What are the primary forces behind this growth? In defining second- and third-tier markets, the panelists shed light on eight factors in office and seven in industrial. These included affordable cost of living, metropolitan population, a robust airport, an educated workforce, a growing tech job sector, higher education, a good political environment, strategic location and a highly developed freeway system.

Other cities such as Atlanta, Dallas, Austin, and Denver are all experiencing this growth.

“The best second-tier cities for office are those in the Sunbelt,” said Jason Bates, executive vice president and chief investment officer, Parkway Properties. “They enjoy a low tax environment, good infrastructure, and rapid population growth. And that should continue for at least another 10 years.”

On the industrial side, new industries to these areas are helping drive the growth.
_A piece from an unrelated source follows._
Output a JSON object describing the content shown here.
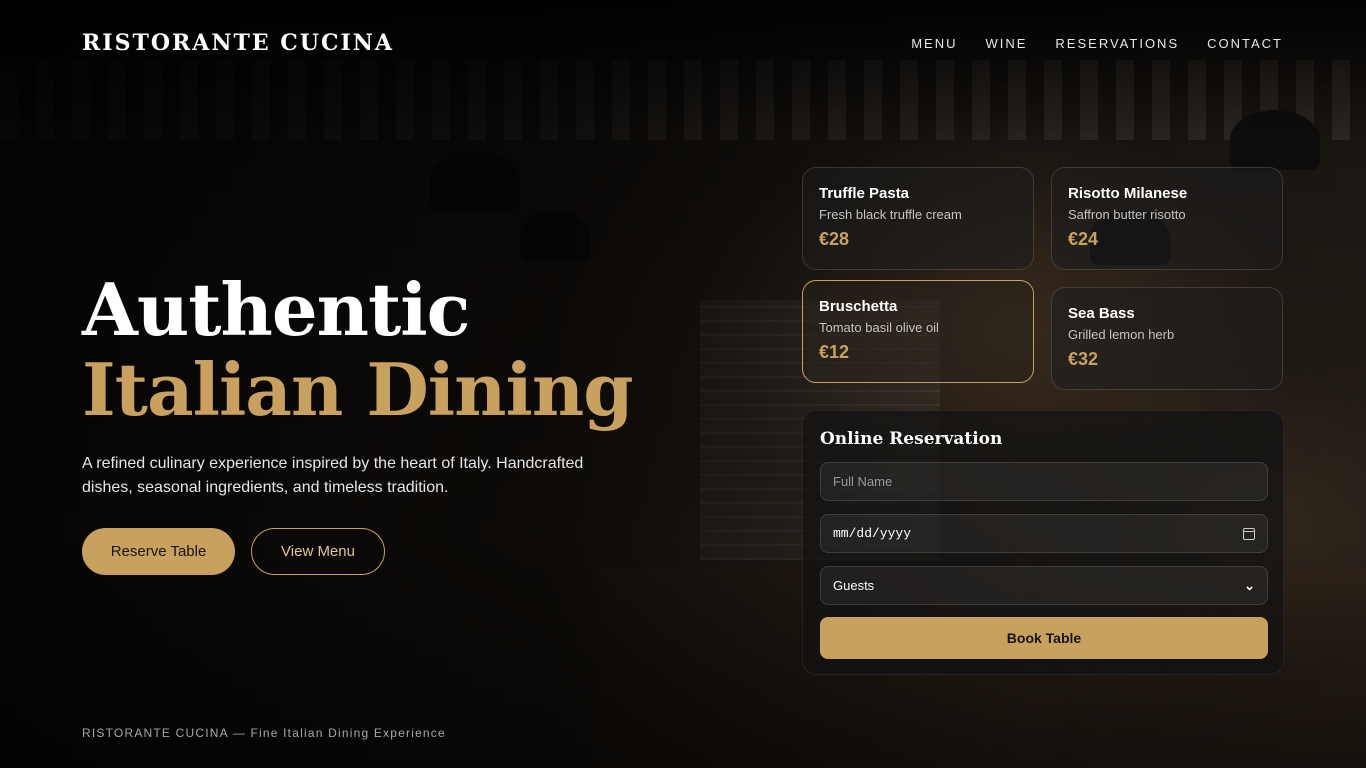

In Phoenix, according to Mark Singerman, vice president, The Rockefeller Group, aerospace and surprisingly the auto industry are two such new industries.

“We have seen a real evolution in these types of jobs migrating to Phoenix,” Singerman said. “It’s just becoming aware to people that we have a huge aerospace and auto industry. We have seen not only the migration of lots of jobs here, but higher paying jobs. State Farm, for example, chose Phoenix for a regional campus because of its proximity to Arizona State University and educated workers.”

According to the panelists, what these second- and third-tier markets are starting to see is spill over from primary markets such as San Francisco, Seattle, Houston, and New York. Companies such as Facebook, Boeing and Amazon are expanding into markets that are heavily oriented toward tech uses.

So where in the cycle are the second- and third-tier markets? According to Stone, office is in the sixth inning of the cycle. On the industrial side, Singerman says it’s been a very long sixth inning, although fundamentals are good.

“This is a tremendous time to be in the Sunbelt,” he said. “The area is exhibiting rent growth, capital is coming back, development opportunities are coming, and there is a trend to start building again.”

Which cities have the most long-term/multi-cycle opportunities? Panelists again agreed on the “fab five:” Atlanta, Austin, Dallas, Denver and Phoenix. Employers want to be there, the panelists agreed. And all of them have a long, successful road ahead.